Core Feature Inventory of all known devices (active/inactive), clear status on whether their E2EE key share is complete, input fields dedicated only for the Recovery Key or Recovery Passphrase (solving the UI confusion mentioned: "enter the recovery key where they wanted the passphrase or the opposite").
Tech Stack Desktop application (Electron/Tauri) or robust Progressive Web App (PWA) for local storage security, interacting with the Matrix Client-Server API to list devices and potentially initiate key backup restoration flows.
Difficulty Medium/High
Monetization Hobby

Notes

  • Why HN commenters would love it: Directly tackles the frustration of complex recovery and state management: "I was authenticated, but unverified," and provides a single pane of glass for cryptographic assets, something often lacking in client UIs built for general users.
  • Potential for discussion or practical utility: This tool could explore the tension between key backup (passphrase/key file) and interactive verification, offering users a clear choice for setup, rather than bundling them confusingly when setting up a new device.

Metadata Visibility & Filtering Tool (MetaScope)

Summary

  • A service or tool focusing on visualizing and filtering the unencrypted metadata leakage inherent in the Matrix protocol, addressing concerns that metadata leakage makes E2EE feel pointless ("When you leak that much metadata, it's disenginious to call it encrypted").
  • Core value proposition: Offers users the ability to quantify and selectively hide/abstract metadata leakage (who talked to whom, room names) when connecting to large public/federated homeservers, bridging the gap between Matrix's protocol design and Signal's metadata privacy (as pointed out by users).

Details

Key Value
Target Audience Privacy-conscious users, server admins, and those concerned about the "who is talking to who" aspect of Matrix metadata.
Core Feature A bridge/proxy/client that processes metadata streams, allowing users to apply filtering rules (e.g., "Hide room names for any room shared with user X," or "Abstract all server names to a generic placeholder if not connecting to my own server").
Tech Stack Proxy server (e.g., written in Rust for performance) placed between the client and the homeserver, capable of intelligently obscuring or stubbing out metadata fields in Room State events before they reach the client application.
Difficulty High
Monetization Hobby

Notes

  • Why HN commenters would love it: Directly engages with the core architectural critique: Matrix being unencrypted for metadata while attempting to be a secure IM ("metadata is (currently) not nearly as well-guarded on Matrix compared to Signal").

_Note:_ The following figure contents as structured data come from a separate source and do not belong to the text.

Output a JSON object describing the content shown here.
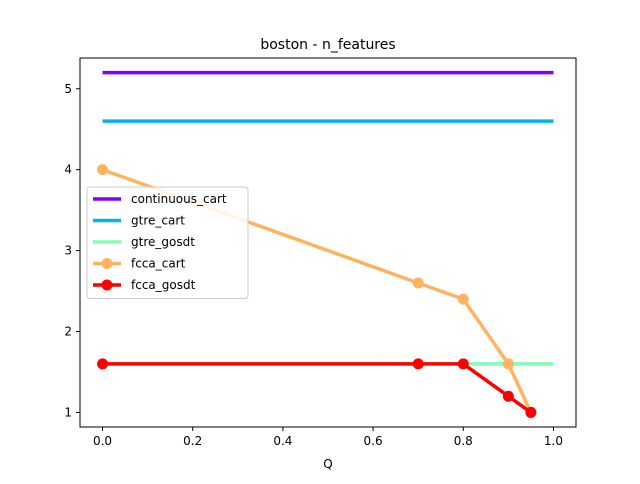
{
  "chart_data": {
    "type": "line",
    "title": "boston - n_features",
    "xlabel": "Q",
    "ylabel": "",
    "xlim": [
      -0.05,
      1.05
    ],
    "ylim": [
      0.82,
      5.38
    ],
    "xticks": [
      0.0,
      0.2,
      0.4,
      0.6,
      0.8,
      1.0
    ],
    "xtick_labels": [
      "0.0",
      "0.2",
      "0.4",
      "0.6",
      "0.8",
      "1.0"
    ],
    "yticks": [
      1,
      2,
      3,
      4,
      5
    ],
    "ytick_labels": [
      "1",
      "2",
      "3",
      "4",
      "5"
    ],
    "grid": false,
    "legend_position": "center-left",
    "series": [
      {
        "name": "continuous_cart",
        "color": "#8000ff",
        "markers": false,
        "x": [
          0.0,
          1.0
        ],
        "y": [
          5.2,
          5.2
        ]
      },
      {
        "name": "gtre_cart",
        "color": "#00b5eb",
        "markers": false,
        "x": [
          0.0,
          1.0
        ],
        "y": [
          4.6,
          4.6
        ]
      },
      {
        "name": "gtre_gosdt",
        "color": "#80ffb4",
        "markers": false,
        "x": [
          0.0,
          1.0
        ],
        "y": [
          1.6,
          1.6
        ]
      },
      {
        "name": "fcca_cart",
        "color": "#ffb360",
        "markers": true,
        "x": [
          0.0,
          0.7,
          0.8,
          0.9,
          0.95
        ],
        "y": [
          4.0,
          2.6,
          2.4,
          1.6,
          1.0
        ]
      },
      {
        "name": "fcca_gosdt",
        "color": "#ff0000",
        "markers": true,
        "x": [
          0.0,
          0.7,
          0.8,
          0.9,
          0.95
        ],
        "y": [
          1.6,
          1.6,
          1.6,
          1.2,
          1.0
        ]
      }
    ]
  }
}
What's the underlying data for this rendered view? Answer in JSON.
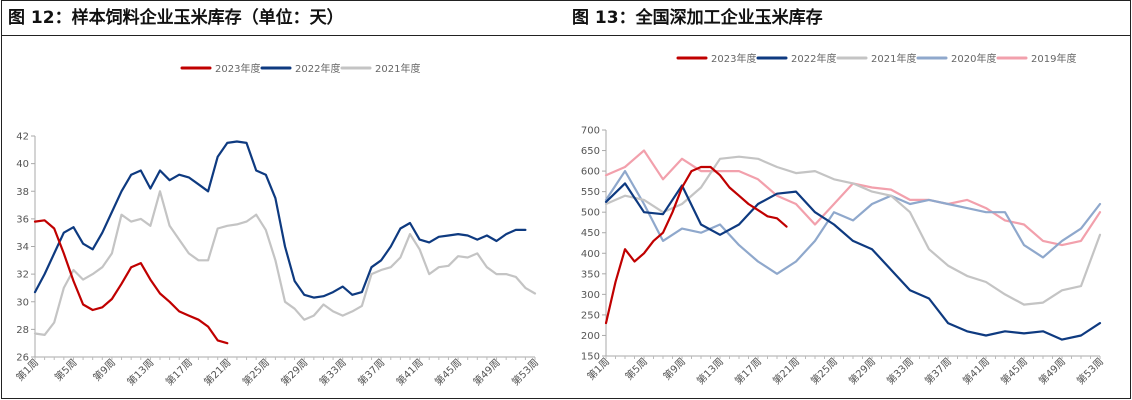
{
  "charts": [
    {
      "title": "图 12：样本饲料企业玉米库存（单位：天）",
      "legend": [
        {
          "label": "2023年度",
          "color": "#c00000"
        },
        {
          "label": "2022年度",
          "color": "#0e3a80"
        },
        {
          "label": "2021年度",
          "color": "#c4c4c4"
        }
      ]
    },
    {
      "title": "图 13：全国深加工企业玉米库存",
      "legend": [
        {
          "label": "2023年度",
          "color": "#c00000"
        },
        {
          "label": "2022年度",
          "color": "#0e3a80"
        },
        {
          "label": "2021年度",
          "color": "#c4c4c4"
        },
        {
          "label": "2020年度",
          "color": "#8fa8cc"
        },
        {
          "label": "2019年度",
          "color": "#f2a0ac"
        }
      ]
    }
  ],
  "chart_data": [
    {
      "type": "line",
      "title": "图 12：样本饲料企业玉米库存（单位：天）",
      "x_tick_labels": [
        "第1周",
        "第5周",
        "第9周",
        "第13周",
        "第17周",
        "第21周",
        "第25周",
        "第29周",
        "第33周",
        "第37周",
        "第41周",
        "第45周",
        "第49周",
        "第53周"
      ],
      "xlim": [
        1,
        53
      ],
      "ylim": [
        26,
        42
      ],
      "y_ticks": [
        26,
        28,
        30,
        32,
        34,
        36,
        38,
        40,
        42
      ],
      "grid": false,
      "legend_position": "top",
      "series": [
        {
          "name": "2023年度",
          "color": "#c00000",
          "x": [
            1,
            2,
            3,
            4,
            5,
            6,
            7,
            8,
            9,
            10,
            11,
            12,
            13,
            14,
            15,
            16,
            17,
            18,
            19,
            20,
            21
          ],
          "y": [
            35.8,
            35.9,
            35.3,
            33.5,
            31.5,
            29.8,
            29.4,
            29.6,
            30.2,
            31.3,
            32.5,
            32.8,
            31.6,
            30.6,
            30.0,
            29.3,
            29.0,
            28.7,
            28.2,
            27.2,
            27.0
          ]
        },
        {
          "name": "2022年度",
          "color": "#0e3a80",
          "x": [
            1,
            2,
            3,
            4,
            5,
            6,
            7,
            8,
            9,
            10,
            11,
            12,
            13,
            14,
            15,
            16,
            17,
            18,
            19,
            20,
            21,
            22,
            23,
            24,
            25,
            26,
            27,
            28,
            29,
            30,
            31,
            32,
            33,
            34,
            35,
            36,
            37,
            38,
            39,
            40,
            41,
            42,
            43,
            44,
            45,
            46,
            47,
            48,
            49,
            50,
            51,
            52
          ],
          "y": [
            30.7,
            32.0,
            33.5,
            35.0,
            35.4,
            34.2,
            33.8,
            35.0,
            36.5,
            38.0,
            39.2,
            39.5,
            38.2,
            39.5,
            38.8,
            39.2,
            39.0,
            38.5,
            38.0,
            40.5,
            41.5,
            41.6,
            41.5,
            39.5,
            39.2,
            37.5,
            34.0,
            31.5,
            30.5,
            30.3,
            30.4,
            30.7,
            31.1,
            30.5,
            30.7,
            32.5,
            33.0,
            34.0,
            35.3,
            35.7,
            34.5,
            34.3,
            34.7,
            34.8,
            34.9,
            34.8,
            34.5,
            34.8,
            34.4,
            34.9,
            35.2,
            35.2
          ]
        },
        {
          "name": "2021年度",
          "color": "#c4c4c4",
          "x": [
            1,
            2,
            3,
            4,
            5,
            6,
            7,
            8,
            9,
            10,
            11,
            12,
            13,
            14,
            15,
            16,
            17,
            18,
            19,
            20,
            21,
            22,
            23,
            24,
            25,
            26,
            27,
            28,
            29,
            30,
            31,
            32,
            33,
            34,
            35,
            36,
            37,
            38,
            39,
            40,
            41,
            42,
            43,
            44,
            45,
            46,
            47,
            48,
            49,
            50,
            51,
            52,
            53
          ],
          "y": [
            27.7,
            27.6,
            28.5,
            31.0,
            32.3,
            31.6,
            32.0,
            32.5,
            33.5,
            36.3,
            35.8,
            36.0,
            35.5,
            38.0,
            35.5,
            34.5,
            33.5,
            33.0,
            33.0,
            35.3,
            35.5,
            35.6,
            35.8,
            36.3,
            35.2,
            33.0,
            30.0,
            29.5,
            28.7,
            29.0,
            29.8,
            29.3,
            29.0,
            29.3,
            29.7,
            32.0,
            32.3,
            32.5,
            33.2,
            34.9,
            33.8,
            32.0,
            32.5,
            32.6,
            33.3,
            33.2,
            33.5,
            32.5,
            32.0,
            32.0,
            31.8,
            31.0,
            30.6
          ]
        }
      ]
    },
    {
      "type": "line",
      "title": "图 13：全国深加工企业玉米库存",
      "x_tick_labels": [
        "第1周",
        "第5周",
        "第9周",
        "第13周",
        "第17周",
        "第21周",
        "第25周",
        "第29周",
        "第33周",
        "第37周",
        "第41周",
        "第45周",
        "第49周",
        "第53周"
      ],
      "xlim": [
        1,
        53
      ],
      "ylim": [
        150,
        700
      ],
      "y_ticks": [
        150,
        200,
        250,
        300,
        350,
        400,
        450,
        500,
        550,
        600,
        650,
        700
      ],
      "grid": false,
      "legend_position": "top",
      "series": [
        {
          "name": "2023年度",
          "color": "#c00000",
          "x": [
            1,
            2,
            3,
            4,
            5,
            6,
            7,
            8,
            9,
            10,
            11,
            12,
            13,
            14,
            15,
            16,
            17,
            18,
            19,
            20
          ],
          "y": [
            230,
            330,
            410,
            380,
            400,
            430,
            450,
            500,
            560,
            600,
            610,
            610,
            590,
            560,
            540,
            520,
            505,
            490,
            485,
            465
          ]
        },
        {
          "name": "2022年度",
          "color": "#0e3a80",
          "x": [
            1,
            3,
            5,
            7,
            9,
            11,
            13,
            15,
            17,
            19,
            21,
            23,
            25,
            27,
            29,
            31,
            33,
            35,
            37,
            39,
            41,
            43,
            45,
            47,
            49,
            51,
            53
          ],
          "y": [
            525,
            570,
            500,
            495,
            565,
            470,
            445,
            470,
            520,
            545,
            550,
            500,
            470,
            430,
            410,
            360,
            310,
            290,
            230,
            210,
            200,
            210,
            205,
            210,
            190,
            200,
            230
          ]
        },
        {
          "name": "2021年度",
          "color": "#c4c4c4",
          "x": [
            1,
            3,
            5,
            7,
            9,
            11,
            13,
            15,
            17,
            19,
            21,
            23,
            25,
            27,
            29,
            31,
            33,
            35,
            37,
            39,
            41,
            43,
            45,
            47,
            49,
            51,
            53
          ],
          "y": [
            520,
            540,
            530,
            500,
            520,
            560,
            630,
            635,
            630,
            610,
            595,
            600,
            580,
            570,
            550,
            540,
            500,
            410,
            370,
            345,
            330,
            300,
            275,
            280,
            310,
            320,
            445
          ]
        },
        {
          "name": "2020年度",
          "color": "#8fa8cc",
          "x": [
            1,
            3,
            5,
            7,
            9,
            11,
            13,
            15,
            17,
            19,
            21,
            23,
            25,
            27,
            29,
            31,
            33,
            35,
            37,
            39,
            41,
            43,
            45,
            47,
            49,
            51,
            53
          ],
          "y": [
            530,
            600,
            520,
            430,
            460,
            450,
            470,
            420,
            380,
            350,
            380,
            430,
            500,
            480,
            520,
            540,
            520,
            530,
            520,
            510,
            500,
            500,
            420,
            390,
            430,
            460,
            520
          ]
        },
        {
          "name": "2019年度",
          "color": "#f2a0ac",
          "x": [
            1,
            3,
            5,
            7,
            9,
            11,
            13,
            15,
            17,
            19,
            21,
            23,
            25,
            27,
            29,
            31,
            33,
            35,
            37,
            39,
            41,
            43,
            45,
            47,
            49,
            51,
            53
          ],
          "y": [
            590,
            610,
            650,
            580,
            630,
            600,
            600,
            600,
            580,
            540,
            520,
            470,
            520,
            570,
            560,
            555,
            530,
            530,
            520,
            530,
            510,
            480,
            470,
            430,
            420,
            430,
            500
          ]
        }
      ]
    }
  ]
}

It offers a technical attempt to address this philosophical difference.
  • Potential for discussion or practical utility: This creates a valuable product space between pure plaintext IRC metadata exposure and Signal's centralization. It would spark debate on whether masking metadata is sufficient or if the protocol itself needs foundational changes (which the thread already covers extensively regarding protocol overhauls).